Keep Your Community Safe, Clean and Green

Take pride in where you live — find opportunities to help fight crime in your neighborhood, keep it clean and make it beautiful.

  • Monitor your neighborhood: Organize a group of neighbors to meet with local law enforcement officers to establish a neighborhood crime watch program in your area. Share news of any unusual people or criminal activity (from stolen mail and packages to car break-ins) with your nearby neighbors.
  • Keep it clean: Ask your city’s public works department if they need volunteers to help gather trash or pull weeds at your local parks, roadsides or nearby forest preserves.
  • Revitalize the green: Help replenish urban tree canopies. Volunteer to plant free and low-cost neighborhood trees with organizations like Pennsylvania’s TreeVitalize or Oregon’s Friends of Trees. Work with the Nature Conservancy to maintain natural areas in your state. 

Be Passionate About People

Assisting people in need may benefit your community and build long-lasting personal ties between you and the people you help.

  • Help feed the hungry: Be a friendly face to the elderly and people with disabilities when you deliver free or low-cost warm lunches through your local Meals on Wheels chapter. Or, volunteer to sort and pack food items at your local food bank for low-income residents.
  • Support the children: Sign up at your local grade school to assist kids who need extra academic help or to coach a sports team. Lead children’s group activities at a local family shelter.

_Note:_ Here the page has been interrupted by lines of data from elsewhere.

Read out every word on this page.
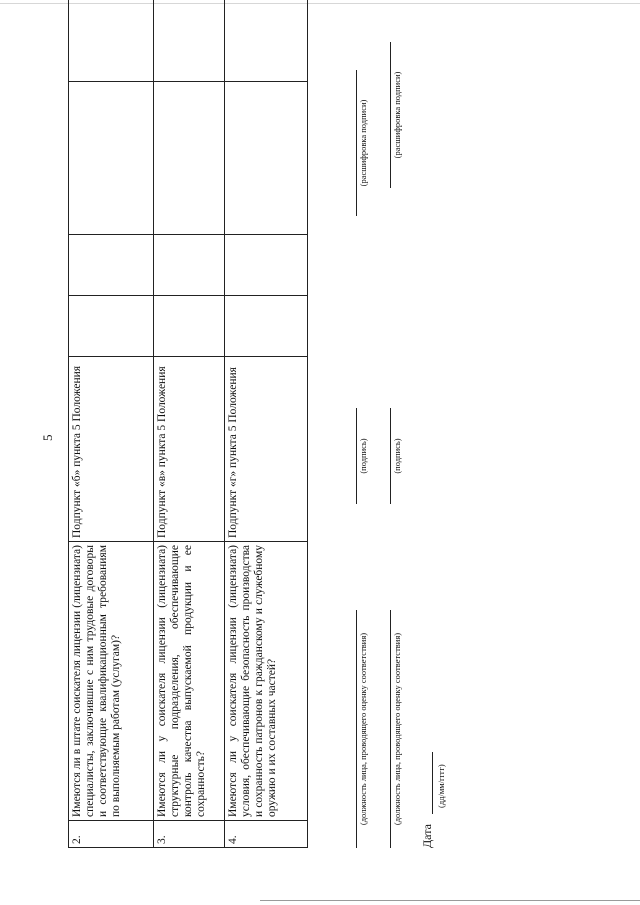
5
2.	Имеются ли в штате соискателя лицензии (лицензиата) специалисты, заключившие с ним трудовые договоры и соответствующие квалификационным требованиям по выполняемым работам (услугам)?	Подпункт «б» пункта 5 Положения				
3.	Имеются ли у соискателя лицензии (лицензиата) структурные подразделения, обеспечивающие контроль качества выпускаемой продукции и ее сохранность?	Подпункт «в» пункта 5 Положения				
4.	Имеются ли у соискателя лицензии (лицензиата) условия, обеспечивающие безопасность производства и сохранность патронов к гражданскому и служебному оружию и их составных частей?	Подпункт «г» пункта 5 Положения				
(должность лица, проводящего оценку соответствия)
(подпись)
(расшифровка подписи)
(должность лица, проводящего оценку соответствия)
(подпись)
(расшифровка подписи)
Дата
(дд/мм/гггг)
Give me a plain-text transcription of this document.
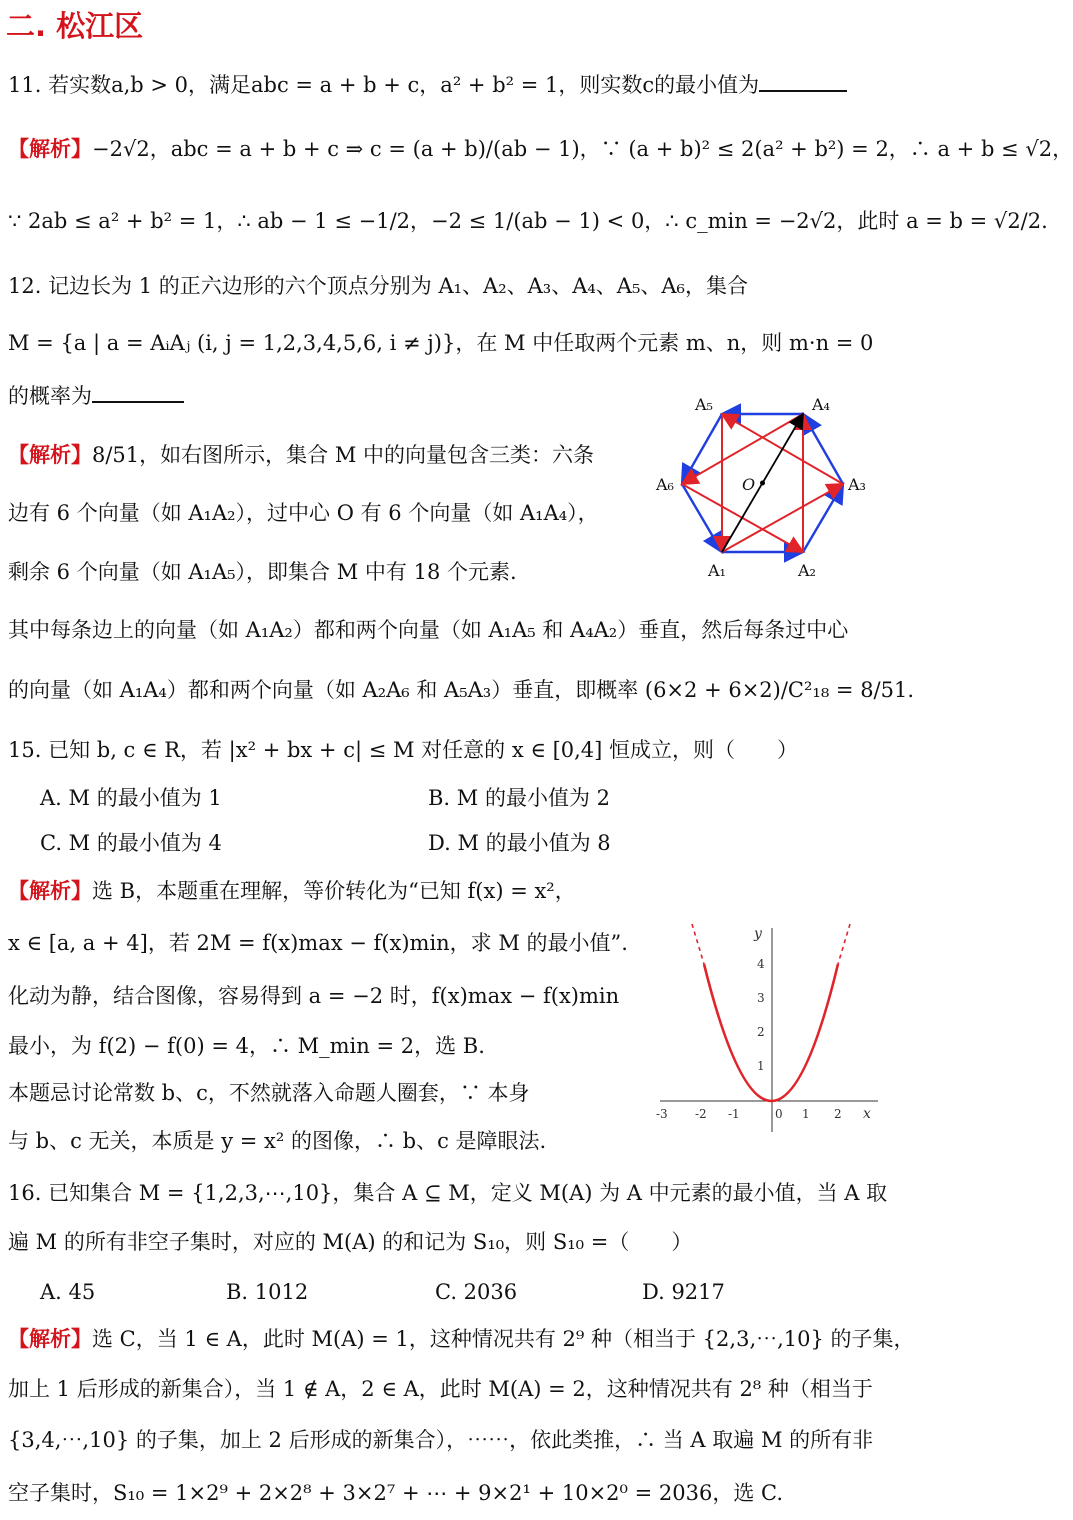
二. 松江区
11. 若实数a,b > 0，满足abc = a + b + c，a² + b² = 1，则实数c的最小值为
【解析】−2√2，abc = a + b + c ⇒ c = (a + b)/(ab − 1)，∵ (a + b)² ≤ 2(a² + b²) = 2，∴ a + b ≤ √2，
∵ 2ab ≤ a² + b² = 1，∴ ab − 1 ≤ −1/2，−2 ≤ 1/(ab − 1) < 0，∴ c_min = −2√2，此时 a = b = √2/2.
12. 记边长为 1 的正六边形的六个顶点分别为 A₁、A₂、A₃、A₄、A₅、A₆，集合
M = {a | a = AᵢAⱼ (i, j = 1,2,3,4,5,6, i ≠ j)}，在 M 中任取两个元素 m、n，则 m·n = 0
的概率为
【解析】8/51，如右图所示，集合 M 中的向量包含三类：六条
边有 6 个向量（如 A₁A₂），过中心 O 有 6 个向量（如 A₁A₄），
剩余 6 个向量（如 A₁A₅），即集合 M 中有 18 个元素.
其中每条边上的向量（如 A₁A₂）都和两个向量（如 A₁A₅ 和 A₄A₂）垂直，然后每条过中心
的向量（如 A₁A₄）都和两个向量（如 A₂A₆ 和 A₅A₃）垂直，即概率 (6×2 + 6×2)/C²₁₈ = 8/51.
A₁	A₂
A₃
A₄
A₅
A₆	O
15. 已知 b, c ∈ R，若 |x² + bx + c| ≤ M 对任意的 x ∈ [0,4] 恒成立，则（　　）
A. M 的最小值为 1	B. M 的最小值为 2
C. M 的最小值为 4	D. M 的最小值为 8
【解析】选 B，本题重在理解，等价转化为“已知 f(x) = x²，
x ∈ [a, a + 4]，若 2M = f(x)max − f(x)min，求 M 的最小值”.
化动为静，结合图像，容易得到 a = −2 时，f(x)max − f(x)min
最小，为 f(2) − f(0) = 4，∴ M_min = 2，选 B.
本题忌讨论常数 b、c，不然就落入命题人圈套，∵ 本身
与 b、c 无关，本质是 y = x² 的图像，∴ b、c 是障眼法.
-3 -2 -1	0 1 2
1
2
3
4
x
y
16. 已知集合 M = {1,2,3,⋯,10}，集合 A ⊆ M，定义 M(A) 为 A 中元素的最小值，当 A 取
遍 M 的所有非空子集时，对应的 M(A) 的和记为 S₁₀，则 S₁₀ =（　　）
A. 45	B. 1012	C. 2036	D. 9217
【解析】选 C，当 1 ∈ A，此时 M(A) = 1，这种情况共有 2⁹ 种（相当于 {2,3,⋯,10} 的子集，
加上 1 后形成的新集合），当 1 ∉ A，2 ∈ A，此时 M(A) = 2，这种情况共有 2⁸ 种（相当于
{3,4,⋯,10} 的子集，加上 2 后形成的新集合），⋯⋯，依此类推，∴ 当 A 取遍 M 的所有非
空子集时，S₁₀ = 1×2⁹ + 2×2⁸ + 3×2⁷ + ⋯ + 9×2¹ + 10×2⁰ = 2036，选 C.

Advocate for children who are in foster care through the Court-Appointed Special Advocate (CASA) program.
  • Help the elderly: Spend time with residents at a local assisted living center — play cards, paint fingernails or just chat. Help out at special events and fundraisers sponsored by organizations such as the Alzheimer’s Association. Help a local senior with home repairs. Check with your local senior center about volunteering to run errands or do grocery shopping for neighborhood seniors.  

Volunteer Virtually

Many organizations have volunteer tasks you can do offsite, on your own time. You’ll typically need a phone, computer and/or internet access.

  • Share your technical savvy: Many nonprofits welcome skills-based volunteers, from web developers to designers and content creators. Help agencies create or improve their websites, write articles, offer tech support and more.
  • Become a slacktivist: This “slacker” and “activist” combo refers to completing actions or creating programs online to support social and political causes. The time commitment is usually minimal. Examples of slacktivisim include emailing your elected officials about important issues up for vote, signing online petitions and posting information on your own social media account or that of your favorite organization.
  • Be a good listener: Crisis lines, such as the Crisis Text Line, train volunteers to talk to and text with people who are experiencing severe emotional distress. The National Alliance for Mental Illness’ website (nami.org) lists a number of national crisis lines that accept volunteers.